B.W. & Alfhild Huebsch

Before getting into the story of how B.W. and Alfhild met, it is interesting to note that B.W. was in Europe when WWI started! He left the U.S. on 7/7/14, WWI started 7/28/14, and on 8/15/14 he got an emergency passport from the US Consulate in Leipzig for "protection," intending to return to the US "within six months. An encyclopedia article about B.W. explains, "In 1914...Huebsch had begun to make annual summer trips to Europe so that he could vacation and personally interact with potential authors." B.W. himself wrote of this trip, "1914 resulted in such a net-gain in friends and experiences as to effect my subsequent course considerably."

As his grandson Rand recalled, B.W. was on Henry Ford's famous "Peace Ship" along with many other prominent Americans. The Jewish pacifist Rosika Schwimmer gave Ford the idea for this expedition. She was a good friend of the Huebsches (her papers in the NY Public Library include photographs of Alhild and her son Erik, Rand's father), though it's unclear whether Rosika and B.W.'s friendship pre-dated the trip (and was perhaps the reason why B.W. participated) or arose from it. (At the time Rand told me this story, I expressed surprise that such a virulent anti-Semite as Ford would have Jews on his mission. Many trace Ford's anti-Semitism to WWI, especially to this expedition, which made him look quite foolish in the press. He later claimed that a Jewish passenger on the Peace Ship (possibly the journalist Herman Bernstein) told him that the Jews, as in the German-Jewish bankers, started the war.)

39 year-old B.W. played more than a passing role in the mission. An article in American Heritage magazine explains, "Following Ford's instructions, a committee had been set up 'for the management of the trip and policies.' It consisted of Jones, Aked, Huebsch, Frederick Holt (Ford's representative), Judge Lindsey, Mrs. Lloyd, Mrs. Fels, and Plantiff, with Lochner as secretary." Was it this leadership role that gave B.W. the opportunity to get to know the expedition's accomplished translator, Alfhild Lamm, a 28 year-old Jew born to a Swedish father & German mother who was educated at the London School of Economics and worked as a factory inspector? For while the Peace Ship expedition failed utterly in ending the war, it succeeded in finding him a wife! How exactly they connected during this trip is lost to history, but B.W.'s time in Europe far outlasted the Peace Ship's mission, as he stayed until early March, though his fellow delegates returned mid-January.

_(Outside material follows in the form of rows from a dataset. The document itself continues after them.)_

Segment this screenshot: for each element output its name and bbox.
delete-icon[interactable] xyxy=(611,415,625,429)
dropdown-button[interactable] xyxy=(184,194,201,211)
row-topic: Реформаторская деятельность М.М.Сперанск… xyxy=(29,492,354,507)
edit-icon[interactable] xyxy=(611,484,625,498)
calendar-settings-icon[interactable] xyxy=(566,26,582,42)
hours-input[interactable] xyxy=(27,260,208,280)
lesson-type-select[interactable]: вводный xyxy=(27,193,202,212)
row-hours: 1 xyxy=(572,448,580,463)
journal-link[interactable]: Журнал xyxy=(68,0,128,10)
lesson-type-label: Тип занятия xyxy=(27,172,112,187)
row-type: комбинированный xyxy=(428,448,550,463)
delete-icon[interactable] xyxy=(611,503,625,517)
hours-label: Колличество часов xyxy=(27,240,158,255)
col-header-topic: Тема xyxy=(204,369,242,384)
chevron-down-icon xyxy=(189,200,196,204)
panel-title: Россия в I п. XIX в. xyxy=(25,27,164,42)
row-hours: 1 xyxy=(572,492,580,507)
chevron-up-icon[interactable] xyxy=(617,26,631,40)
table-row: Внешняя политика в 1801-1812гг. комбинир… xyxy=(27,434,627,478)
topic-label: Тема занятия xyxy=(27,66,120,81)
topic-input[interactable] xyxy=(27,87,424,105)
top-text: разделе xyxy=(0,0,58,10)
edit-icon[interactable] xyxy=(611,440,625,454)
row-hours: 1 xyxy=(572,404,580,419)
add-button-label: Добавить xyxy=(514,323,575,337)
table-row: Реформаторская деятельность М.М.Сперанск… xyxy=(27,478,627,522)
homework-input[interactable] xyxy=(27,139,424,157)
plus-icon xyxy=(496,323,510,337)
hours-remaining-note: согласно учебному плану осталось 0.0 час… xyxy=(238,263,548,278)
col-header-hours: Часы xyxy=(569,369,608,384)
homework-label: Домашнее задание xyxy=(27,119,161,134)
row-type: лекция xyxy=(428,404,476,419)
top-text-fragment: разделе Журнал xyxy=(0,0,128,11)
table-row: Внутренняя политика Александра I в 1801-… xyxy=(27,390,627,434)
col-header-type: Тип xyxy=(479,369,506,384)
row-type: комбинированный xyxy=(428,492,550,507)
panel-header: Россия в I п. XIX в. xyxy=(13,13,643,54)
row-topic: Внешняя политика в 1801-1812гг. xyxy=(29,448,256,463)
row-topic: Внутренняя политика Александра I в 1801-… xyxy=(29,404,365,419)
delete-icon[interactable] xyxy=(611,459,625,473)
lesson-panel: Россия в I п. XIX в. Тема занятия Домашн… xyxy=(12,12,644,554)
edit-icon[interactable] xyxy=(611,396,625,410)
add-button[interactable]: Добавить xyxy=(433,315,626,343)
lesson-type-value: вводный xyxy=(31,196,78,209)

Rand says that Alfhild and B.W. remained in contact through WWI. The war ended on 11/11/18, B.W. applied for a passport on 6/9/19 (approved 7/17/19), and sailed to Europe sometime later that summer to be reunited at last with Alfhild.

I cannot find the records from this trip or the return voyage. Presumably it was a success, because the next record I can find has Alfhild, now 32, sailing on her own to NYC in April 1920 to visit her "friend Olof Lamm."

She departed NYC on 6/14/20 to return to Sweden (source: her 1920 passport, see below). Since I can't find that ship record, I don't know whether she returned alone or with B.W., but it's clear that they were both together in Sweden by mid-September 1920 for their wedding!

Their wedding announcement appeared in The New York Times on the same day. Shortly thereafter, they returned to the US as a married couple in Oct. 1920.

There are many, many more ship records for each of them. A cursory review suggests that they traveled back to Europe annually, though not always together, interupted only by WWII. Some of the articles linked above suggest that B.W.'s annual trips were for work purposes; Alfhild's were clearly to visit her family in Sweden. She was the only one of her four sisters and brother to have kids, and her family had a lovely country estate 30 mi. outside of Stockholm, remembered fondly by Rand, that she must have enjoyed visiting (possibly located in Ekenäs, Vadsbro, Flen, Sweden?) (click here for more on Sweden's Jewish community). Here are Alfhild's passports and dates for her first two trips back home post-marriage, both taken without B.W.

To close one other, less happy loop, Rand told me that he believed B.W. was cremated in London after he passed away. He was correct.